Refusant la distinction entre Lumières radicales et Lumières modérées (Johnatan Israel), A. Lilti montre qu’un même auteur peut être extrêmement audacieux dans sa critique de l’impérialisme de l’Occident ou de l’esclavage pour ensuite tempérer son propos ou se faire plus hésitant.

Pluraliser les Lumières
Revenant sur l’approche post-coloniale, il situe son intérêt non pas au niveau d’une critique globale de la culture européenne, mais dans sa mise en évidence de ses contradictions, les limites de son universalisme proclamé en particulier. Ces dernières seront d’ailleurs éprouvées par les anticolonialistes au moment des indépendances dans les années 1950 et 1960, et jusque dans les échecs des nationalismes qui ont pu revendiquer cet héritage.
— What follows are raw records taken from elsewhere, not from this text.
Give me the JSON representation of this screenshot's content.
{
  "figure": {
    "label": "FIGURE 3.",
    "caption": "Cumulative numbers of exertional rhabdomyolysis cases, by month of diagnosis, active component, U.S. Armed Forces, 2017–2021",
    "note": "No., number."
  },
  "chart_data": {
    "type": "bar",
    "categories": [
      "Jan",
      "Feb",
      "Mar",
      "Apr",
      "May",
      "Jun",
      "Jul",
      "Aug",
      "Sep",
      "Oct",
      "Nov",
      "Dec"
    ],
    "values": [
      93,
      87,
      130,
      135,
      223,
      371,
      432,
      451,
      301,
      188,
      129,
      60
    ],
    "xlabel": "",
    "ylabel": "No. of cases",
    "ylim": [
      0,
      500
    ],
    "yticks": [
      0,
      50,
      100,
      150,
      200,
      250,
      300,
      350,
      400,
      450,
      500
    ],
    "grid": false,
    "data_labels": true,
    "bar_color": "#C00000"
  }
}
D’où l’importance de faire subir à la pensée européenne un retour critique sur elle-même en intégrant à l’universel dont elle se réclame d’autres voix, d’autres discours et points de vue. A. Lilti écrit à ce propos : L’universalisme des Lumières aujourd’hui, ce ne peut être qu’une façon de le rendre habitable pour ceux qui souhaitent s’en réclamer. Cela implique d’assumer sa polyphonie, de ne pas faire taire ses dissonances, d’accorder aux ambivalences et aux contradictions plus d’attention qu’aux proclamations dogmatiques (p. 30).

Pour en venir aux impasses non seulement des Lumières mais aussi de la modernité, deux questions restent particulièrement brûlantes. Si la critique de soi se fait au travers du regard de l’ «autre», ce dernier n’est jamais un sujet autonome qui parle en son nom. Réduit au silence, il n’est finalement qu’un dispositif critique. L’autre problème concerne le progrès comme vision linéaire de l’histoire. Dans cette représentation, il n’y a qu’une voie possible vers la civilisation, celle empruntée par l’Occident. Or, c’est bien de cette vision de l’histoire que découle l’idéologie coloniale. Sans doute cette idée du progrès est-elle aujourd’hui en crise mais, faute d’alternative, elle reste une perception ordinaire du monde.

Parce que les Lumières sont d’abord le geste inaugural d’une société qui fait un retour critique sur elle-même, elles restent pourtant une référence émancipatrice.

Antoine Lilti, L’héritage des Lumières. Ambivalences de la modernité, Galimard/Seuil, (coll. Hautes Études), 2019, 403 p., 25 €.